Politische Berichte Nr.6/2022 (PDF)07b
EU-Politik

EU gegen Inflation: mehr Investitionen – weniger Entlastungen von Einkommen und Transferleistungen?

Christoph Cornides, Mannheim

Die gegenwärtige Inflation ist vorwiegend eine „Angebotsinflation“. Eine Inflation also, die auf Verknappung und Verteuerung von Rohstoffen und Primärprodukten und die Störung und den Zusammenbruch von Lieferketten, also auf Verteuerung der Produktion zurückzuführen ist, und auf die die Geldpolitik der Zentralbanken nur in begrenztem Ausmaß einwirken kann. Darauf hatte die Europäische Zentralbank (EZB) bereits im Sommer 2022 hingewiesen; „Die Inflation ist zu hoch. Der Krieg Russlands gegen die Ukraine hat die Energiekosten und die Preise für Agrarprodukte in die Höhe getrieben. Der pandemiebedingte Mangel an Material, Ausrüstung und Arbeitskräften lässt die Preise ebenfalls steigen. Diese Inflation ist zu einem großen Teil auf Faktoren zurückzuführen, die Zentralbanken nicht kontrollieren können. Dann könnte es zu der Art von Lohn-Preis-Spirale kommen, die in der Vergangenheit dazu geführt hat, dass die Inflation außer Kontrolle geraten ist. Aus diesem Grund haben meine Kolleginnen und Kollegen und ich auf der Sitzung des EZB-Rats am Donnerstag beschlossen, die Leitzinsen für den Euroraum um 0,5 Prozentpunkte anzuheben und damit die achtjährige Phase negativer Zinssätze zu beenden.“ (Christine Lagarde, Präsidentin der EZB, 22.7.2022 im EZB-Blog)

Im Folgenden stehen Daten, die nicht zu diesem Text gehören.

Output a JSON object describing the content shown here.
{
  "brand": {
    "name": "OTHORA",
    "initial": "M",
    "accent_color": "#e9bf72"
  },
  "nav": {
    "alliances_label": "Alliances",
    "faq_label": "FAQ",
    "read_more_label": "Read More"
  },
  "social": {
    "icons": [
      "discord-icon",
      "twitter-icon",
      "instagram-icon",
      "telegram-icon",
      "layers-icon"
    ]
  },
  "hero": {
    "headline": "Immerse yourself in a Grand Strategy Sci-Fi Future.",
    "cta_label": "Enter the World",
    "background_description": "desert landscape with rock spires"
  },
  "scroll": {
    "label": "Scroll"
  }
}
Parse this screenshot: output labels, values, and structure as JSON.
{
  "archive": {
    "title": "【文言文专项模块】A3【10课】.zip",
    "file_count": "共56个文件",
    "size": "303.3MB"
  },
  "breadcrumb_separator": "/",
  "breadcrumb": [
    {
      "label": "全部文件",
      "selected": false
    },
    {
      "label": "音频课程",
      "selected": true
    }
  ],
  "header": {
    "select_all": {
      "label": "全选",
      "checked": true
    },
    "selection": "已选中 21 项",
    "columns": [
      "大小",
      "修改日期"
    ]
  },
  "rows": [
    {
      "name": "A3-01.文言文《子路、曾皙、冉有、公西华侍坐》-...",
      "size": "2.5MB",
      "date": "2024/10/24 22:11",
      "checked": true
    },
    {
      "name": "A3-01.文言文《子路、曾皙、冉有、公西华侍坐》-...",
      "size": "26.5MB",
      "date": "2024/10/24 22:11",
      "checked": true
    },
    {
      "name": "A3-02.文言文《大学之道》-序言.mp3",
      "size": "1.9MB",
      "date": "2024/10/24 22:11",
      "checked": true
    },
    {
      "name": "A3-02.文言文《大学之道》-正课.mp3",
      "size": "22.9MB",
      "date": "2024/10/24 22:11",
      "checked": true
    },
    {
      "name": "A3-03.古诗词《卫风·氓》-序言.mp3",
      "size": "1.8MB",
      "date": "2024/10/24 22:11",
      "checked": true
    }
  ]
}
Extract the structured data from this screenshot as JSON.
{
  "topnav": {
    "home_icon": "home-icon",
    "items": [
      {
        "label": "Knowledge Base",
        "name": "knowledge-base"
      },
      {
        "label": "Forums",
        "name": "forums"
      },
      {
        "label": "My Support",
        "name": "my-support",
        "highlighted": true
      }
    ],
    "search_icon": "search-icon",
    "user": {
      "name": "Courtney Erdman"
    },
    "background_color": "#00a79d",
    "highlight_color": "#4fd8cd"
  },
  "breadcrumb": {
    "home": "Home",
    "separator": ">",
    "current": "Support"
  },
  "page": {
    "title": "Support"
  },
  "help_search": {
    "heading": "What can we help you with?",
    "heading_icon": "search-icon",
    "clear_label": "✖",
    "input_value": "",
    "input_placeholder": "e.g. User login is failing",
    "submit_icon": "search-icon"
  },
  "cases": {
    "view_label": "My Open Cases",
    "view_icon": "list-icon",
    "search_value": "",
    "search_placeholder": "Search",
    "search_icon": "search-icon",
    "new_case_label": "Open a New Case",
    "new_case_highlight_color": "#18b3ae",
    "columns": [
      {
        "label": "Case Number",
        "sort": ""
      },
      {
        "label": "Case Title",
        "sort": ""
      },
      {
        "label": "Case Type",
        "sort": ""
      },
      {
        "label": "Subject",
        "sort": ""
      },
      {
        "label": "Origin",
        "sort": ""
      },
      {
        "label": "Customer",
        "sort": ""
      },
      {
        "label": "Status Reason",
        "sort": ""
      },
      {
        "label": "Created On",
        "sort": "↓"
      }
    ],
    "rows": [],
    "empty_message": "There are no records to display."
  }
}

Seitdem hat die EZB den Leitzins, also den Zinssatz, zu dem sich die Geschäftsbanken refinanzieren, 2022 bereits dreimal erhöht. Dabei befindet sich die EZB auch unter Druck der Zinserhöhungen in den USA durch die amerikanische Zentralbank (Federal Reserve, „Fed“) einerseits und der Gefahr, durch zu starke – und letztlich gegen die gegenwärtige Inflation wenig wirksame – Zinserhöhungen die wirtschaftliche Entwicklung durch Kreditverteuerung (dann durch die Geschäftsbanken) auszubremsen.

Gleichzeitig haben sowohl die EU wie ihre Mitgliedstaaten seit der Corona-Pandemie und erneut verstärkt durch die Energiekrise Hilfsprogramme zur Entlastung der privaten Haushalte und der Unternehmen aufgesetzt.

Unter dem Motto und dem Versuch der Unterscheidung „zielgerichtet/nicht zielgerichtet“ versucht nun die europäische Kommission wie zuvor schon die Konferenz der europäischen Finanzminister „regulierend“ in die staatliche Ausgaben- und Entlastungspolitik einzugreifen. „Die Europäische Kommission hat die Haushaltspläne der Euro-Länder für 2023 bewertet – und sieht noch einigen Nachbesserungsbedarf. Insbesondere ruft sie die Regierungen dazu auf, die Energiehilfen stärker auf bedürftige Haushalte und Unternehmen auszurichten. (…) EU-Währungskommissar Paolo Gentiloni sagte am Dienstag in Straßburg, die nationalen Haushaltsentwürfe böten ein ‚gemischtes Bild‘. Es sei gut, dass alle Regierungen der Euro-Zone in den grünen Umbau der Wirtschaft und die Energiesicherheit investierten. Aber die meisten Energiepakete verfehlten die Vorgabe, zielgerichtet zu sein.“ (Handelsblatt, 23.11.2022)

Eine von verschiedenen Maßnahmen nach der Devise: „Investition vor Konsum“ soll ein beschleunigtes EU-Genehmigungsverfahren für Projekte im Bereich erneuerbare Energien werden.

„Die Energieministerinnen und -minister der EU haben sich dazu auf den Inhalt einer Verordnung des Rates geeinigt, mit der ein vorübergehender Rahmen zur Beschleunigung des Genehmigungsverfahrens und der Durchführung von Projekten im Bereich der erneuerbaren Energien festgelegt wird.“ (Pressmitteilung Europäischer Rat, Rat der Europäischen Union vom 24.11.2022)

Andererseits: Mehr öffentliche Investitionen in die Produktion öffentlicher Güter könnte auch ein Weg zur Entlastung für Viele sein.